Sites like parenting-ed and cdc.gov/parents act simultaneously as massive hubs of information and as directories to even more. How can grandparents compare to this? How many arguments have occurred between us and our parents about their experience versus what we have read online?
The solution I propose has some poetic justice in that our parents brought us into this world, and thus it is our responsibility to bring them into ours. I won't make the argument that they have an abundance of information that's wildly applicable to your children's lives, what I will argue is whether that is true or not does not matter. What matters is the relationship and the bond that will persist in the memories of our children.
To bring our parents into this modern world with us and our children, we simply need to involve them. Admittedly it's no easy task, though involving them may be as easy as sending them a link when our child's birthday approaches for gift ideas, instead of simply expecting them to know what to get, or to know how to get what we mention. Confusion may result or coaching may be required, but if that's the cost of bringing them into our world we should pay it. Here's a poignant article on how to coach our elders in using the internet.

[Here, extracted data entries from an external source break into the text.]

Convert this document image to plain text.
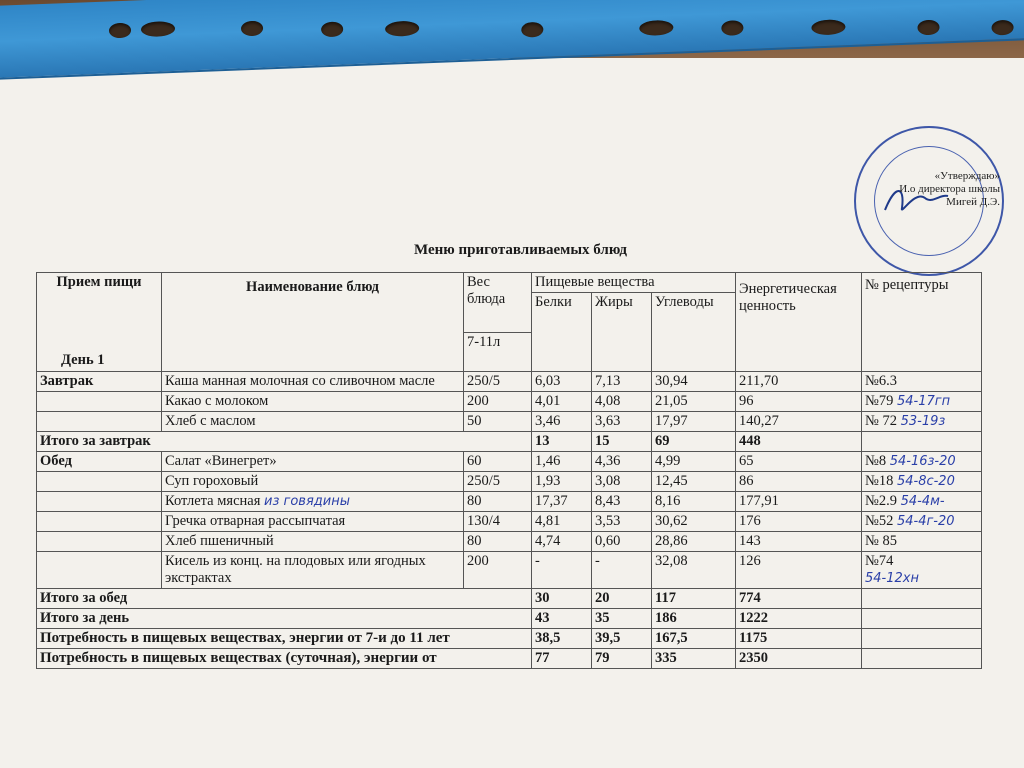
«Утверждаю»
И.о директора школы
Мигей Д.Э.
Меню приготавливаемых блюд
Прием пищи
День 1	Наименование блюд	Вес блюда	Пищевые вещества			Энергетическая ценность	№ рецептуры
			Белки	Жиры	Углеводы		
		7-11л					
Завтрак	Каша манная молочная со сливочном масле	250/5	6,03	7,13	30,94	211,70	№6.3
	Какао с молоком	200	4,01	4,08	21,05	96	№79 54-17гп
	Хлеб с маслом	50	3,46	3,63	17,97	140,27	№ 72 53-19з
Итого за завтрак			13	15	69	448	
Обед	Салат «Винегрет»	60	1,46	4,36	4,99	65	№8 54-16з-20
	Суп гороховый	250/5	1,93	3,08	12,45	86	№18 54-8с-20
	Котлета мясная из говядины	80	17,37	8,43	8,16	177,91	№2.9 54-4м-
	Гречка отварная рассыпчатая	130/4	4,81	3,53	30,62	176	№52 54-4г-20
	Хлеб пшеничный	80	4,74	0,60	28,86	143	№ 85
	Кисель из конц. на плодовых или ягодных экстрактах	200	-	-	32,08	126	№74
54-12хн
Итого за обед			30	20	117	774	
Итого за день			43	35	186	1222	
Потребность в пищевых веществах, энергии от 7-и до 11 лет			38,5	39,5	167,5	1175	
Потребность в пищевых веществах (суточная), энергии от			77	79	335	2350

One of the greatest fears of the elderly is their fear or being left out or left alone. the stark reality is as their children we are largely responsible for whether this reality plays out, and having an extra hand in raising our children is rarely a bad thing. In the end, what I am advocating is a change in perspective in young parents like myself: our parents are more than the information they offer, or the value of their experiences, they are potentially the heroes of our child's lives even if we have lost sight of when they were ours.